Um dia escrevi um texto sobre duas possibilidades de realização estética do cinema brasileiro hoje – um hipótese, claro, e sem corpus algum, uma suposição –, a saber, a) um viés social, que centra a sua estrutura e forma de construir a realidade ao apontar as assimetrias estruturantes da sociedade brasileira, que é, de maneira intrínseca e tensiva, racismo, machismo e dividida em classes sociais; b) o outro olha para dentro, para o indivíduo, uma pessoa, com seus problemas internos, familiares, etc. – o problema se dá na esfera subjetiva e ali percebemos os problemas históricos. Acho que O som ao redor é uma síntese interessante desses dois tipos.
O cinema tem várias abordagens narrativas, algumas com um narrador, manifesto seja em palavras escritas como num slide contemporâneo (os filmes mudos até os anos 40, mais ou menos), seja com uma voz externa que vai contando a história (alguns filmes antigos do Kubrick, como O grande golpe, ou Tropa de elite aqui no Brasil), ou algo de si (Laranja mecânica, por exemplo). Alguns não têm narrador, apenas a sequência de imagens montadas em uma sequência linear ou não.
Lá nos seus primórdios, na França da virada do século 19 para o 20, os irmãos Lumière criaram o cinematógrafo, uma câmera que gravava uma sequência de imagens em movimento, gerando então a possibilidade do cinema existir. Há gravações deles dessa época que são fragmentos de 11 segundos, como o famoso em que grava a chegada de um trem à estação (https://www.youtube.com/watch?v=3RYNThid23g). Esta imagem em movimetno, uma revolução à época, assustava as pessoas, que saiam correndo ao ver na tela um trem se aproximando. Não havia a tal “quarta parede”, uma linha divisória imaginária que faz com que entendamos que o filme é um filme, não a vida real, o livro é um livro, não a vida real.

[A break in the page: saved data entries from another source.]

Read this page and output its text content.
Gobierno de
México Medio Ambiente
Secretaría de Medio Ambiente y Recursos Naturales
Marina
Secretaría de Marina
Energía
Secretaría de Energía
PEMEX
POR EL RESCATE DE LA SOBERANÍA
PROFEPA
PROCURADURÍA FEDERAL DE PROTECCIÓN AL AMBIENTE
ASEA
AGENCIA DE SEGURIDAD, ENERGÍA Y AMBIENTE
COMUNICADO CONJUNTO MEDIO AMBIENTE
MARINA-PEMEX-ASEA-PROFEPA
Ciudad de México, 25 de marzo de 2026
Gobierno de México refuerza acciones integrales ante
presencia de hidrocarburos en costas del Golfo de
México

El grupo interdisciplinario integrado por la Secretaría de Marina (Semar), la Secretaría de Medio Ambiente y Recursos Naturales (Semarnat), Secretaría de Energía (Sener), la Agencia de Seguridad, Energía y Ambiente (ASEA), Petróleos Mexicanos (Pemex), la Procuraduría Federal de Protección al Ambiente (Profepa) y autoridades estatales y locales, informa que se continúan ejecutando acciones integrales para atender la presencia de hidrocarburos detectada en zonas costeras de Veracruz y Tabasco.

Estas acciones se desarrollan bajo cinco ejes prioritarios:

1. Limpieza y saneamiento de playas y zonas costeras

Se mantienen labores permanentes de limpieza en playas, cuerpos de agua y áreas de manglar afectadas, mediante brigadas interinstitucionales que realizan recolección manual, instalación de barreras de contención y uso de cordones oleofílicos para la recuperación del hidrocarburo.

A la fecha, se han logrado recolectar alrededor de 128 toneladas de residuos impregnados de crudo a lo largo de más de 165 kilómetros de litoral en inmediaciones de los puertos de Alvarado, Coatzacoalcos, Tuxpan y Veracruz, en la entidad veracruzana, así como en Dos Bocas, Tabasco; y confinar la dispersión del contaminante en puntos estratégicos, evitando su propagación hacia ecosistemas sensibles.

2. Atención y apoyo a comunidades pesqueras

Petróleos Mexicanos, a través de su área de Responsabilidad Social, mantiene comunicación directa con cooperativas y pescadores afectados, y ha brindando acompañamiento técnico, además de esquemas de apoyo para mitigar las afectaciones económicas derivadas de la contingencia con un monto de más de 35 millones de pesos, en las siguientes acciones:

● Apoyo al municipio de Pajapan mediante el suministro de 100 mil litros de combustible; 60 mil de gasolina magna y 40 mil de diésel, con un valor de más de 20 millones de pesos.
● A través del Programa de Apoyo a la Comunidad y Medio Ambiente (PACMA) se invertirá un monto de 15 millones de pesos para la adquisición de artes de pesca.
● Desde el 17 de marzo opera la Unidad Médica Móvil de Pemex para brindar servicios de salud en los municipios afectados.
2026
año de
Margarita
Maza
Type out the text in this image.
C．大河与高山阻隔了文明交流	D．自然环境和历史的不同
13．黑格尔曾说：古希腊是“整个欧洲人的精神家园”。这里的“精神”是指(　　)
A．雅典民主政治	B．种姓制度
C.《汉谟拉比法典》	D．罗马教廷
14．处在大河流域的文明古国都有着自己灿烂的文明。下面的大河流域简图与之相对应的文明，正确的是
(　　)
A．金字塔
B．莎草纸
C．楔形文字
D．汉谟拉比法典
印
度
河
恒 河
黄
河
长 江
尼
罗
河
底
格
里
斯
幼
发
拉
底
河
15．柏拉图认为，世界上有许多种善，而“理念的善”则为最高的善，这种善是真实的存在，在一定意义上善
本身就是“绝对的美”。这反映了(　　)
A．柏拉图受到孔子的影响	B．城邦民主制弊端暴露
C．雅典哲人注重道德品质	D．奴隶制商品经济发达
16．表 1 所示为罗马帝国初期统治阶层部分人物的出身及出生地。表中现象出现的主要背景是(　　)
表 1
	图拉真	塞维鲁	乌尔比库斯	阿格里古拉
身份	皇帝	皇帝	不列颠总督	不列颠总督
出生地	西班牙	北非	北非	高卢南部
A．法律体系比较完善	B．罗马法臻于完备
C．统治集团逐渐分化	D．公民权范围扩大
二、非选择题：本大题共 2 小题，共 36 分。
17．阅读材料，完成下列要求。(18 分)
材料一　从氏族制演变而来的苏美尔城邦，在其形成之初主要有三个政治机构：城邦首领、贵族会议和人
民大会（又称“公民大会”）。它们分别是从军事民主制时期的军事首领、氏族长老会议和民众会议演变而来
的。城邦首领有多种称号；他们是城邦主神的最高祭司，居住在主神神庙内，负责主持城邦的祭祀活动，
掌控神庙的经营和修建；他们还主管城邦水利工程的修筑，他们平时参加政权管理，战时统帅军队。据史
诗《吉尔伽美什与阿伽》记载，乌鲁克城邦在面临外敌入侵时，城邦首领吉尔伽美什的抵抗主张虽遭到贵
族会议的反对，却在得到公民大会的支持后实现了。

Esta experiência quando do surgimento da possibilidade do cinema já representava a sua força maior, ou sua força primeira (porque o cinema falado, embora tenha sido recebido com ressalva quando apareceu, hoje sabemos que não há demérito algum na voz no cinema, pelo contrário). Que força é essa? A da imagem. As imagens transmitem toda a força da sétima arte, e este é seu diferencial em relação a outras artes: ser imagem em movimento. Há uma cena fantástica em O encouraçado Potemkin, depois homenageada em Os intocáveis (não o francês, o estadunidense sobre o grupo que prendeu Al Capone), que não tem outro tipo de possibilidade de representação que não com fortes imagens enquadradas do lugar certo e intercalada com a montagem: a grande força do cinema, então, era a gravação de imagens em movimento montadas em uma narrativa. Esta é uma qualidade sui generis do cinema, é o que o destaca enquanto especificidade do gênero filme.